Bei jedem Bild bleibt sie dabei auf eine bestimmte Ansicht fokussiert, wie man an diesen beiden oben gezeigten Blättern aus der Serie erkennen kann: Im ersten Bild sehen wir ein wildes Knäuel von übereinander gelagerten Farbschlingen, die sich um ein dunkelgraues Zentrum verdichten. Hierin lässt sich der am Donaukanal gegenüberliegende Flakturm erahnen, der wie ein schwarzes Ungetüm markant aus der Umgebung ragt. Das zweite Aquarell dagegen wirkt hell und sommerlich, ist stellenweise zarter im Farbauftrag und vermittelt wie übrigens alle Aquarelle ein offenes System, da viel unbemalte Papierfläche freigelassen wird. Überhaupt ist die ganze Serie von dem großformatigen Industriepapier geprägt, welches nach dem Trocknen besonders harte Farbränder entstehen lässt.

Um die Malerei von Martha Jungwirth richtig zur Geltung zu bringen, spielt vor allem der Bildträger eine wichtige Rolle. Sie verwendet bevorzugt handgeschöpftes Papier aus Indien oder bereits benutztes Papier mit Altersspuren. Die kleinformatigen Aquarelle der Bali-Serie (ab 1993, sowie 1995 und 1997) entstehen zB. auf vorgedruckten und teilweise beschrifteten Lieferbuchseiten einer Brauerei.

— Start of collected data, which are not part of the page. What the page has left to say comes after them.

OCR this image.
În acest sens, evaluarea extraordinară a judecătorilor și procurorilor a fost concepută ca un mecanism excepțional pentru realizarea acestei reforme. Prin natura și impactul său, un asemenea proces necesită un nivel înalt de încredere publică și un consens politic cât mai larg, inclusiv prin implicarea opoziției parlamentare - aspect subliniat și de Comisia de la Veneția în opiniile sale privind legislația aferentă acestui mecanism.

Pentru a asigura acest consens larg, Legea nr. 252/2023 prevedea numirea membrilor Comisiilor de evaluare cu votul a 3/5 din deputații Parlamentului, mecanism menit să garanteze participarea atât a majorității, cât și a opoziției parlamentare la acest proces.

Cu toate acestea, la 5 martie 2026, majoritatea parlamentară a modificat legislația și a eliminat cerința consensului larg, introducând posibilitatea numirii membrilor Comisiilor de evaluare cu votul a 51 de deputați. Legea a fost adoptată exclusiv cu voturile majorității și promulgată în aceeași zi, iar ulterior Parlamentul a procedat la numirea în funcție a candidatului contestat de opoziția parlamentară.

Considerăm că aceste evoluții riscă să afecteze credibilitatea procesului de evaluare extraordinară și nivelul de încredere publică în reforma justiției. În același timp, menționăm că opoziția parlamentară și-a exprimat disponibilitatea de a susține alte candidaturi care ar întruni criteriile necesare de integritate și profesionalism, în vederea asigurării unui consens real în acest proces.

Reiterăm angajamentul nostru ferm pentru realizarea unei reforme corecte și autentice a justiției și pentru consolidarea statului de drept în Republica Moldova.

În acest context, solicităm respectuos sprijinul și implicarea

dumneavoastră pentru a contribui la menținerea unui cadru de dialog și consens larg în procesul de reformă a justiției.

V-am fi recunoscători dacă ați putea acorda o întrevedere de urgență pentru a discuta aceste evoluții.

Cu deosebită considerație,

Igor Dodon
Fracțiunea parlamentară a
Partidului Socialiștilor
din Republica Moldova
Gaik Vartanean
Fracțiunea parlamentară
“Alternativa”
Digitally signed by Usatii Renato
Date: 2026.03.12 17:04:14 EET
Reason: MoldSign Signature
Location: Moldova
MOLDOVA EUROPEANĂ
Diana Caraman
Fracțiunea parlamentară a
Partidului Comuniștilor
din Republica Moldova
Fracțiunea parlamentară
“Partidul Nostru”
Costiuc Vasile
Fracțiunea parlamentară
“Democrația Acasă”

Neue, intensiv empfundene Eindrücke, die Jungwirth auf ihren zahlreichen Reisen erlebt, werden hier möglichst unmittelbar noch vor Ort in Skizzenbüchern oder wie hier auf die alten Lieferbuchseiten gebracht. Die leuchtenden und durchscheinenden Farbspuren werden wie Akzente auf den linearen Vordruck gesetzt, wobei der Blick auf die alte Beschriftung durchaus sichtbar bleibt.

In ihren neueren Arbeiten, ab etwa 2000 ist die Komposition meist auf ein großes dominierendes Zentrum hin ausgelegt, wobei die Farben eher monochrom gehalten sind. Betrachtet man das Ölgemälde „Kleider für Virginia Woolf“ von 2003, so stellt man fest, dass Bildformat und dargestellte Form einander entsprechen: Eine hochrechteckige rosa-violette Form, verankert am oberen Bildrand, scheint sich nach unten hin tropfend aufzulösen, wobei sich durch die Farbe zum linken Bildrand hin ein räumlicher Eindruck entwickelt. Nach kurzer Zeit kann man hier, trotz der starken Abstraktion, mehrere Kleider hintereinander hängend erblicken.

Annette Stein
 

1) Zit. Cornelia Klinger, „Aus dem Fenster geschaut. Zu Martha Jungwirths Aquarellen von der Spittelauer Lände“, in: Otto Breicha (Hg.), Martha Jungwirth. Spittelauer Lände. Die grossen Aquarelle von 1993, Salzburger Landessammlungen Rupertinum, Salzburg, 1994, S. 2.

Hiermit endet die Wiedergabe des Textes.